Hardware Optimizations (via Opus Library):
- DPP: Used for ultra-low-latency permutations (opus::mov_dpp), faster than standard shuffles.
- med3: AMD’s median-of-3 instruction used for branch-free comparisons, yielding a 32% perf improvement on (Batch 1024, Len 3072, K 128).
- Buffer Instructions: Replaced pointer-based loads with buffer_load_dwordx4 (128-bit descriptors).

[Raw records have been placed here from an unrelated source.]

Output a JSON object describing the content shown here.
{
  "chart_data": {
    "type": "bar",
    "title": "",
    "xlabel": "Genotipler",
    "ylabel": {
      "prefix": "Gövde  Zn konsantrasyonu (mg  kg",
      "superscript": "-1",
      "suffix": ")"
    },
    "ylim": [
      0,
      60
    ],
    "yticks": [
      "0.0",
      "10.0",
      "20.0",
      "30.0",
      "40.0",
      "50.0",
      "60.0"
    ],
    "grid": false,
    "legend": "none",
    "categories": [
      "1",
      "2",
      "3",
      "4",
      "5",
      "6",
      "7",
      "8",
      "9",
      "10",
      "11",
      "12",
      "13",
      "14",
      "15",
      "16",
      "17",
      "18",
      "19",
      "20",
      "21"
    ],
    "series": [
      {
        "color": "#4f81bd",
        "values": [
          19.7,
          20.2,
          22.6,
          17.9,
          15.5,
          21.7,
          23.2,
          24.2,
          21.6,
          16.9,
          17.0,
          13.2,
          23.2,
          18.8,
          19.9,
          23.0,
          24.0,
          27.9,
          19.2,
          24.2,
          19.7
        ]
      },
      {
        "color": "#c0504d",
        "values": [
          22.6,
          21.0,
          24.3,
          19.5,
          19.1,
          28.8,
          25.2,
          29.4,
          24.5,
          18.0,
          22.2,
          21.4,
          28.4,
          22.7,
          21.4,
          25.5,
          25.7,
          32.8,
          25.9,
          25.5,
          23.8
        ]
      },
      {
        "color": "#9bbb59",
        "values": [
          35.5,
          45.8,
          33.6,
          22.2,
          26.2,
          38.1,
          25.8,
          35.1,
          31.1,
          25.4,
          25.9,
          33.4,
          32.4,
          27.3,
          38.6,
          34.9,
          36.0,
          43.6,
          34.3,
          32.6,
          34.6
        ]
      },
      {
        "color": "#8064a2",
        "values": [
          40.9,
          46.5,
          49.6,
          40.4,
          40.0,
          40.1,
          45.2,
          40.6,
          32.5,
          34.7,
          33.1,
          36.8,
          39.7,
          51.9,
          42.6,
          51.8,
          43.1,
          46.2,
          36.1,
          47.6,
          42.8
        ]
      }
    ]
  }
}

This provided a 55% improvement on long sequences (Len 131,072) by maximizing bandwidth and reducing instruction count.
- Double Buffering: Implemented software pipelining to hide global memory latency behind compute.

Source: Phoronix

Key takeaway relevant to AMD:

Indicates architectural improvements in upcoming Zen 6 “Venice” EPYC processors focused on reducing the performance penalty of encrypted virtualization (SEV-SNP).
Suggests massive scaling for next-gen servers, with code referencing support for CPU IDs up to 1023 (aligning with 256 cores/512 threads per socket).

Summary:

AMD submitted Linux kernel patches enabling a new instruction: RMPOPT.
This instruction optimizes Reverse Map Table (RMP) checks used in SEV-SNP security.

Details:

Functionality: RMPOPT allows the hypervisor and non-SNP guests to skip RMP checks when writing to memory, provided that specific 1GB regions are known not to contain any SNP guest memory.
Target Hardware: While not explicitly named, the timing and core count references (0-1023) strongly correlate with EPYC Zen 6 “Venice”.
Implementation: The patch allows global enablement of RMPOPT for system RAM but includes safeguards (RMPUPDATE) to disable optimizations when SNP guests are launched to maintain security integrity.
Interfaces: Adds configfs to re-enable optimizations at runtime and debugfs to report status.

Source: Phoronix

Key takeaway relevant to AMD:

Highlights the ongoing friction between the open-source community and the HDMI Forum’s legal restrictions on public documentation/drivers.
Demonstrates “working” HDMI 2.1 Fixed Rate Link (FRL) on a Radeon RX 9070 XT, proving the hardware capability exists despite the software lock.

Summary:

An independent developer released experimental, out-of-tree kernel patches enabling HDMI 2.1 bandwidth on Linux for AMD GPUs.
This feature is currently blocked in the official upstream amdgpu driver due to HDMI Forum legal restrictions.

Details:

Hardware Tested: Radeon RX 9070 XT.
Methodology: Developed by analyzing Windows driver register states and cross-referencing with AMD-Xilinx FRL training code.
Status:
- ✅ FRL training works.
- ✅ HDR works.
- ❌ Display Stream Compression (DSC) not implemented.
- ❌ YCbCr 4:2:0 not implemented.
Implications: These patches cannot be upstreamed to the Linux kernel without HDMI Forum approval (which has been previously denied), forcing users to compile their own kernels to access full HDMI 2.1 bandwidth on Linux.